Along with Mirror Mirror, this summer’s upcoming Snow White and the Huntsman, directed by Rupert Sanders, will offer the audience another perspective on the Snow White tale. However, while the PG rated Mirror Mirror has its comedic moments, and is targeted for younger demographics, Snow White and the Huntsman presents an adaptation geared for adults.
The trailer for Snow White and the Huntsman presents a darker take on the tale. Since it will reach an older demographic, it has the potential to take the classic tale to a completely different level than Mirror Mirror. For instance, although Julia Robert played a queen who was wicked and was consumed by vanity, the character also had her comedic moments such as trying to fit into a corset. Those humorous moments of the queen give viewers a break from her villainous ways. In the trailer for Snow White and the Huntsman, the evil queen, played by Charlize Theron isn’t comedic and appears downright menacing as a clip shows her in a snow covered forest before her black cloak morphs into sinister black crows.

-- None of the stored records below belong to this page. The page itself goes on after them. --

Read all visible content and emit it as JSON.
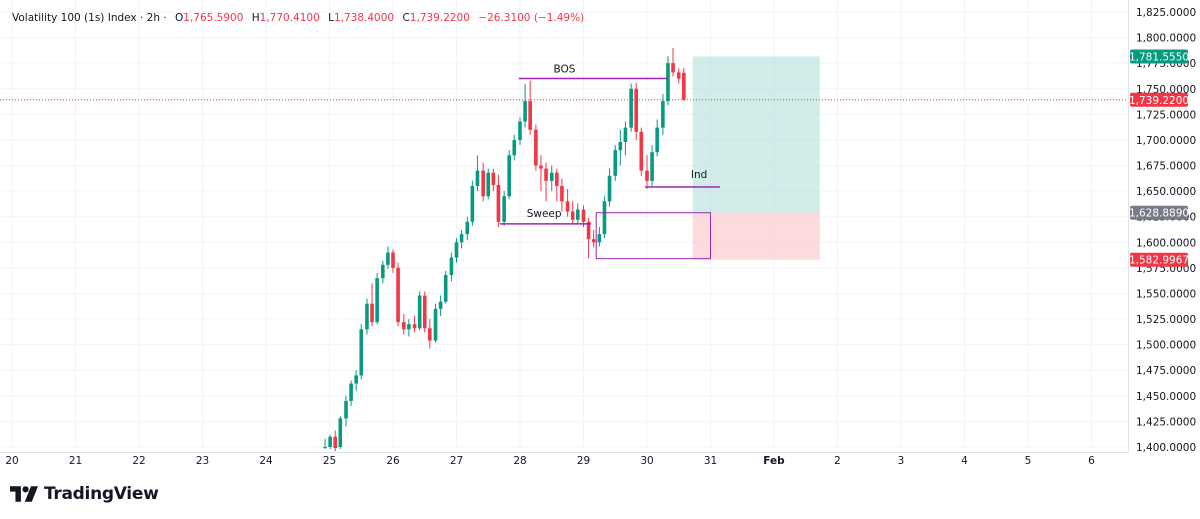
{
  "header": {
    "symbol": "Volatility 100 (1s) Index · 2h ·",
    "open_label": "O",
    "open": "1,765.5900",
    "high_label": "H",
    "high": "1,770.4100",
    "low_label": "L",
    "low": "1,738.4000",
    "close_label": "C",
    "close": "1,739.2200",
    "change": "−26.3100 (−1.49%)"
  },
  "branding": {
    "name": "TradingView",
    "logo_icon": "tradingview-logo-icon"
  },
  "colors": {
    "up": "#089981",
    "down": "#f23645",
    "drawing": "#9c27b0",
    "target_zone": "#b2dfdb",
    "stop_zone": "#fccbcd",
    "axis_text": "#131722"
  },
  "chart_data": {
    "type": "candlestick",
    "timeframe": "2h",
    "ylim": [
      1395,
      1830
    ],
    "y_ticks": [
      "1,825.0000",
      "1,800.0000",
      "1,775.0000",
      "1,750.0000",
      "1,725.0000",
      "1,700.0000",
      "1,675.0000",
      "1,650.0000",
      "1,625.0000",
      "1,600.0000",
      "1,575.0000",
      "1,550.0000",
      "1,525.0000",
      "1,500.0000",
      "1,475.0000",
      "1,450.0000",
      "1,425.0000",
      "1,400.0000"
    ],
    "y_tick_values": [
      1825,
      1800,
      1775,
      1750,
      1725,
      1700,
      1675,
      1650,
      1625,
      1600,
      1575,
      1550,
      1525,
      1500,
      1475,
      1450,
      1425,
      1400
    ],
    "x_ticks": [
      "20",
      "21",
      "22",
      "23",
      "24",
      "25",
      "26",
      "27",
      "28",
      "29",
      "30",
      "31",
      "Feb",
      "2",
      "3",
      "4",
      "5",
      "6"
    ],
    "price_labels": [
      {
        "value": "1,781.5550",
        "price": 1781.555,
        "color": "#089981"
      },
      {
        "value": "1,739.2200",
        "price": 1739.22,
        "color": "#f23645"
      },
      {
        "value": "1,628.8890",
        "price": 1628.889,
        "color": "#787b86"
      },
      {
        "value": "1,582.9967",
        "price": 1582.9967,
        "color": "#f23645"
      }
    ],
    "last_price": 1739.22,
    "annotations": [
      {
        "text": "BOS",
        "price": 1760
      },
      {
        "text": "Ind",
        "price": 1654
      },
      {
        "text": "Sweep",
        "price": 1618
      }
    ],
    "position": {
      "type": "long",
      "entry": 1628.889,
      "target": 1781.555,
      "stop": 1582.9967,
      "start_day": 30.72,
      "end_day": 32.72
    },
    "candles": [
      {
        "t": 24.93,
        "o": 1400,
        "h": 1408,
        "l": 1398,
        "c": 1400
      },
      {
        "t": 25.01,
        "o": 1400,
        "h": 1412,
        "l": 1398,
        "c": 1410
      },
      {
        "t": 25.09,
        "o": 1410,
        "h": 1416,
        "l": 1396,
        "c": 1399
      },
      {
        "t": 25.17,
        "o": 1400,
        "h": 1430,
        "l": 1398,
        "c": 1428
      },
      {
        "t": 25.26,
        "o": 1428,
        "h": 1450,
        "l": 1420,
        "c": 1445
      },
      {
        "t": 25.34,
        "o": 1445,
        "h": 1465,
        "l": 1440,
        "c": 1462
      },
      {
        "t": 25.42,
        "o": 1462,
        "h": 1475,
        "l": 1455,
        "c": 1470
      },
      {
        "t": 25.5,
        "o": 1470,
        "h": 1520,
        "l": 1466,
        "c": 1515
      },
      {
        "t": 25.59,
        "o": 1515,
        "h": 1545,
        "l": 1510,
        "c": 1540
      },
      {
        "t": 25.67,
        "o": 1540,
        "h": 1560,
        "l": 1518,
        "c": 1522
      },
      {
        "t": 25.75,
        "o": 1522,
        "h": 1570,
        "l": 1520,
        "c": 1565
      },
      {
        "t": 25.84,
        "o": 1565,
        "h": 1582,
        "l": 1560,
        "c": 1578
      },
      {
        "t": 25.92,
        "o": 1578,
        "h": 1596,
        "l": 1574,
        "c": 1590
      },
      {
        "t": 26.0,
        "o": 1590,
        "h": 1593,
        "l": 1570,
        "c": 1575
      },
      {
        "t": 26.08,
        "o": 1575,
        "h": 1580,
        "l": 1518,
        "c": 1522
      },
      {
        "t": 26.17,
        "o": 1522,
        "h": 1530,
        "l": 1510,
        "c": 1515
      },
      {
        "t": 26.25,
        "o": 1515,
        "h": 1525,
        "l": 1508,
        "c": 1520
      },
      {
        "t": 26.34,
        "o": 1520,
        "h": 1528,
        "l": 1512,
        "c": 1516
      },
      {
        "t": 26.42,
        "o": 1516,
        "h": 1552,
        "l": 1514,
        "c": 1548
      },
      {
        "t": 26.5,
        "o": 1548,
        "h": 1552,
        "l": 1512,
        "c": 1516
      },
      {
        "t": 26.58,
        "o": 1516,
        "h": 1525,
        "l": 1496,
        "c": 1504
      },
      {
        "t": 26.67,
        "o": 1504,
        "h": 1540,
        "l": 1502,
        "c": 1535
      },
      {
        "t": 26.75,
        "o": 1535,
        "h": 1548,
        "l": 1528,
        "c": 1542
      },
      {
        "t": 26.83,
        "o": 1542,
        "h": 1572,
        "l": 1540,
        "c": 1568
      },
      {
        "t": 26.92,
        "o": 1568,
        "h": 1590,
        "l": 1562,
        "c": 1585
      },
      {
        "t": 27.0,
        "o": 1585,
        "h": 1604,
        "l": 1580,
        "c": 1600
      },
      {
        "t": 27.08,
        "o": 1600,
        "h": 1612,
        "l": 1594,
        "c": 1608
      },
      {
        "t": 27.17,
        "o": 1608,
        "h": 1625,
        "l": 1602,
        "c": 1620
      },
      {
        "t": 27.25,
        "o": 1620,
        "h": 1660,
        "l": 1616,
        "c": 1655
      },
      {
        "t": 27.33,
        "o": 1655,
        "h": 1685,
        "l": 1650,
        "c": 1670
      },
      {
        "t": 27.42,
        "o": 1670,
        "h": 1678,
        "l": 1640,
        "c": 1645
      },
      {
        "t": 27.5,
        "o": 1645,
        "h": 1672,
        "l": 1642,
        "c": 1668
      },
      {
        "t": 27.58,
        "o": 1668,
        "h": 1672,
        "l": 1650,
        "c": 1656
      },
      {
        "t": 27.66,
        "o": 1656,
        "h": 1666,
        "l": 1615,
        "c": 1620
      },
      {
        "t": 27.75,
        "o": 1620,
        "h": 1650,
        "l": 1616,
        "c": 1645
      },
      {
        "t": 27.83,
        "o": 1645,
        "h": 1690,
        "l": 1642,
        "c": 1685
      },
      {
        "t": 27.91,
        "o": 1685,
        "h": 1705,
        "l": 1680,
        "c": 1700
      },
      {
        "t": 28.0,
        "o": 1700,
        "h": 1722,
        "l": 1695,
        "c": 1718
      },
      {
        "t": 28.08,
        "o": 1718,
        "h": 1755,
        "l": 1712,
        "c": 1738
      },
      {
        "t": 28.16,
        "o": 1738,
        "h": 1758,
        "l": 1705,
        "c": 1710
      },
      {
        "t": 28.25,
        "o": 1710,
        "h": 1715,
        "l": 1670,
        "c": 1675
      },
      {
        "t": 28.33,
        "o": 1675,
        "h": 1685,
        "l": 1650,
        "c": 1672
      },
      {
        "t": 28.41,
        "o": 1672,
        "h": 1678,
        "l": 1640,
        "c": 1660
      },
      {
        "t": 28.5,
        "o": 1660,
        "h": 1675,
        "l": 1650,
        "c": 1668
      },
      {
        "t": 28.58,
        "o": 1668,
        "h": 1672,
        "l": 1640,
        "c": 1655
      },
      {
        "t": 28.66,
        "o": 1655,
        "h": 1662,
        "l": 1630,
        "c": 1640
      },
      {
        "t": 28.75,
        "o": 1640,
        "h": 1652,
        "l": 1625,
        "c": 1630
      },
      {
        "t": 28.83,
        "o": 1630,
        "h": 1640,
        "l": 1618,
        "c": 1622
      },
      {
        "t": 28.91,
        "o": 1622,
        "h": 1638,
        "l": 1618,
        "c": 1632
      },
      {
        "t": 29.0,
        "o": 1632,
        "h": 1636,
        "l": 1615,
        "c": 1620
      },
      {
        "t": 29.08,
        "o": 1620,
        "h": 1624,
        "l": 1584,
        "c": 1603
      },
      {
        "t": 29.16,
        "o": 1603,
        "h": 1612,
        "l": 1595,
        "c": 1600
      },
      {
        "t": 29.25,
        "o": 1600,
        "h": 1615,
        "l": 1596,
        "c": 1608
      },
      {
        "t": 29.33,
        "o": 1608,
        "h": 1645,
        "l": 1604,
        "c": 1640
      },
      {
        "t": 29.41,
        "o": 1640,
        "h": 1672,
        "l": 1635,
        "c": 1665
      },
      {
        "t": 29.5,
        "o": 1665,
        "h": 1695,
        "l": 1660,
        "c": 1690
      },
      {
        "t": 29.58,
        "o": 1690,
        "h": 1710,
        "l": 1675,
        "c": 1698
      },
      {
        "t": 29.66,
        "o": 1698,
        "h": 1718,
        "l": 1685,
        "c": 1712
      },
      {
        "t": 29.75,
        "o": 1712,
        "h": 1755,
        "l": 1708,
        "c": 1750
      },
      {
        "t": 29.83,
        "o": 1750,
        "h": 1756,
        "l": 1700,
        "c": 1708
      },
      {
        "t": 29.91,
        "o": 1708,
        "h": 1712,
        "l": 1665,
        "c": 1670
      },
      {
        "t": 30.0,
        "o": 1670,
        "h": 1685,
        "l": 1652,
        "c": 1660
      },
      {
        "t": 30.08,
        "o": 1660,
        "h": 1695,
        "l": 1655,
        "c": 1688
      },
      {
        "t": 30.16,
        "o": 1688,
        "h": 1720,
        "l": 1684,
        "c": 1712
      },
      {
        "t": 30.25,
        "o": 1712,
        "h": 1745,
        "l": 1705,
        "c": 1738
      },
      {
        "t": 30.33,
        "o": 1738,
        "h": 1782,
        "l": 1734,
        "c": 1775
      },
      {
        "t": 30.41,
        "o": 1775,
        "h": 1790,
        "l": 1762,
        "c": 1766
      },
      {
        "t": 30.5,
        "o": 1766,
        "h": 1770,
        "l": 1755,
        "c": 1760
      },
      {
        "t": 30.58,
        "o": 1765.59,
        "h": 1770.41,
        "l": 1738.4,
        "c": 1739.22
      }
    ]
  }
}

The two films also differ in their approach to Snow White. While Mirror Mirror gives a portrayal of a Snow who is brave enough to save herself, as the film’s younger demographic do not want her behavior to be too audacious or violent; however, the upcoming film with Kristen Stewart presents a more fierce portrayal of Snow White. In preview, Stewart who plays Snow, is dressed similar to a knight as she dons a silver shield and armor. In another instance, Stewart’s character is huddled among an army as they all hold their shields. This version of Snow goes into battle, and faces perilous violence. Snow White and the Huntsman offers a more ferocious side to Snow White that a PG rated film can’t get away with.
While these films may differ in their approaches, they both work to deconstruct the traditional version of the well-known tale. These new versions of Snow White portray strong willed young women who fight and rescue themselves. With these two films, the notion of the helpless female is erased and new perspectives take place. Mirror Mirror and Snow White and the Huntsman’s appeal to different demographics will create the opportunity for both children and adults to view films that present different perspectives on conventional norms.